While equities have had a rough start in 2010, analysts at RBS predict that we won’t experience a double dip recession. Signs of global growth and increased manufacturing brings hope that the economy will fully recover at a rate faster than expected.
For the U.S. to recover, we need jobs and higher payrolls. Let’s drive some more money into this economy and get people back into work.

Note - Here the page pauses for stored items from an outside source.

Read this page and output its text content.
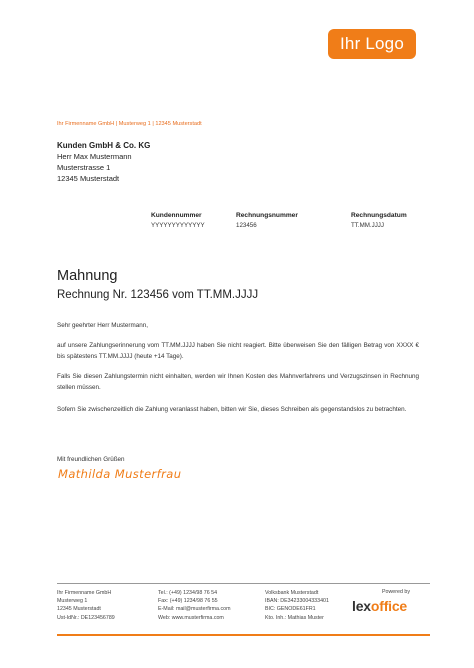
Ihr Logo
Ihr Firmenname GmbH | Musterweg 1 | 12345 Musterstadt
Kunden GmbH & Co. KG
Herr Max Mustermann
Musterstrasse 1
12345 Musterstadt
Kundennummer
YYYYYYYYYYYYY
Rechnungsnummer
123456
Rechnungsdatum
TT.MM.JJJJ
Mahnung
Rechnung Nr. 123456 vom TT.MM.JJJJ
Sehr geehrter Herr Mustermann,
auf unsere Zahlungserinnerung vom TT.MM.JJJJ haben Sie nicht reagiert. Bitte überweisen Sie den fälligen Betrag von XXXX € bis spätestens TT.MM.JJJJ (heute +14 Tage).
Falls Sie diesen Zahlungstermin nicht einhalten, werden wir Ihnen Kosten des Mahnverfahrens und Verzugszinsen in Rechnung stellen müssen.
Sofern Sie zwischenzeitlich die Zahlung veranlasst haben, bitten wir Sie, dieses Schreiben als gegenstandslos zu betrachten.
Mit freundlichen Grüßen
Mathilda Musterfrau
Ihr Firmenname GmbH
Musterweg 1
12345 Musterstadt
Ust-IdNr.: DE123456789
Tel.: (+49) 1234/98 76 54
Fax: (+49) 1234/98 76 55
E-Mail: mail@musterfirma.com
Web: www.musterfirma.com
Volksbank Musterstadt
IBAN: DE34233004333401
BIC: GENODE61FR1
Kto. Inh.: Mathias Muster
Powered by
lexoffice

In 2002, payrolls, as measured by the preliminary print for each month, advanced for seven straight months, but the gains ranged from 6,000 to 66,000. Then, jobs declined for the most part from fall 2002 through the summer of 2003. Net hiring resumed in late 2003 but remained tepid through February. It was only when payroll gains surged (308,000 in March, 288,000 in April, and 248,000 in May) that Fed officials sat up and took notice. Similarly, the swing from massive job losses in early 2009 to rough stability by year-end was very encouraging but is not enough to spur the Fed into shifting its rate stance. Instead, payrolls will have to begin rising and by enough to convince policymakers that unemployment is on a downward path. We fully believe that payrolls are on the cusp of swinging into positive territory and that momentum will build as the year progresses.
Now, that being said, RBS believes the Fed will finally raise interest rates within the next five months, provided no extreme turn of events occur:
Our forecast calls for the first Fed rate hike in approximately five months. The clock is ticking. Clearly, a lot needs to transpire to get from where things stand today to a Fed tightening. Are we getting nervous? Not just yet. Conditions have improved dramatically over the last six months, and we fully expect the trajectory to continue. If the recovery stalls out over the next few months, then we will of course have to revisit our views (not just on the Fed but also our economic forecasts). However, given how well the economy has performed over the past few quarters relative to consensus expectations, it would take two or three months’ worth of evidence to convince us that the economy is fading (especially given the prospect of weather distortions during the winter). Thus, barring unforeseen shocks or jolting downside surprises in the data, we are unlikely to make any significant changes to our Fed call until March or April.